Energy developments impact wildlife and biodiversity through their direct footprints including associated roads, powerlines, and other structures and through additional impacts to wildlife caused by behavioral avoidance of animals to structures or activities. Off-site mitigation offers a means of compensating for impacts, but will only be effective if benefits can be quantified and shown to be equivalent to the impacts. EMRI has been evaluating various programs and metrics for assessing off-site mitigation. NRCS ecological sites provide a classification tool that can be used to evaluate equivalency in ecosystem conditions, and can form the basis of measuring mitigation uplift through habitat improvements at off-site locations measured in comparison to site capabilities. Wildlife impacts and mitigation benefits can be evaluated through changes in habitat quality evaluated using habitat-based species viability assessments at appropriate landscape scales. A mitigation metric system using these methods was evaluated at 7 different locations throughout the sagebrush biome and shown to be an effective tool for quantifying impacts and benefits. These metrics can form an evaluation foundation for use in conservation banking, voluntary offset programs, or similar initiatives. Additional policy questions related to weighting of impacts and transferability of mitigation benefits must be considered before the metrics can be properly applied.

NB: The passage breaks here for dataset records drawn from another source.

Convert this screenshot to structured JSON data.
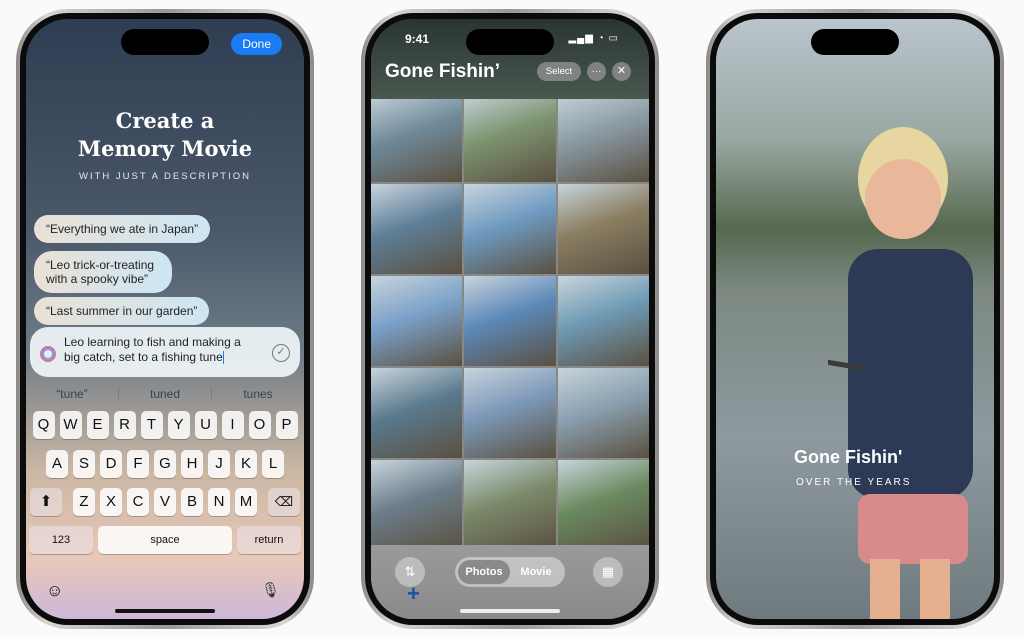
{
  "left_phone": {
    "done": "Done",
    "title_line1": "Create a",
    "title_line2": "Memory Movie",
    "subtitle": "WITH JUST A DESCRIPTION",
    "suggestions": [
      "“Everything we ate in Japan”",
      "“Leo trick-or-treating with a spooky vibe”",
      "“Last summer in our garden”"
    ],
    "input_value": "Leo learning to fish and making a big catch, set to a fishing tune",
    "autocorrect": [
      "“tune”",
      "tuned",
      "tunes"
    ],
    "keys_row1": [
      "Q",
      "W",
      "E",
      "R",
      "T",
      "Y",
      "U",
      "I",
      "O",
      "P"
    ],
    "keys_row2": [
      "A",
      "S",
      "D",
      "F",
      "G",
      "H",
      "J",
      "K",
      "L"
    ],
    "keys_row3": [
      "Z",
      "X",
      "C",
      "V",
      "B",
      "N",
      "M"
    ],
    "key_123": "123",
    "key_space": "space",
    "key_return": "return"
  },
  "middle_phone": {
    "time": "9:41",
    "album_title": "Gone Fishin’",
    "select": "Select",
    "tabs": [
      "Photos",
      "Movie"
    ],
    "active_tab": "Photos",
    "photo_colors": [
      "#6f8a9a",
      "#7d9470",
      "#8a9aa4",
      "#5e7f98",
      "#6e9ac0",
      "#8a7e62",
      "#7aa0c8",
      "#5c88b8",
      "#6e9ab4",
      "#5a7a8e",
      "#7c98b8",
      "#8aa0b0",
      "#6c7e8a",
      "#7a8a6a",
      "#6a8a60"
    ]
  },
  "right_phone": {
    "title": "Gone Fishin'",
    "subtitle": "OVER THE YEARS"
  }
}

Jonathan Haufler, Ecosystem Management Research Institute, P.O. Box 717, Seeley Lake, MT 59868, Jon_Haufler@emri.org

Jonathan Haufler is the Executive Director of the Ecosystem Management Research Institute, an independent non-profit institute located in Montana. Previous positions have included Professor of Wildlife Ecology at Michigan State University and Manger of Wildlife and Ecology Programs for Boise Cascade Corporation. Jon earned a B.S. from the University of New Hampshire, M.S. from Virginia Tech, and a Ph.D. from Colorado State University, all in wildlife biology. He is a certified wildlife biologist and is President-Elect of The Wildlife Society.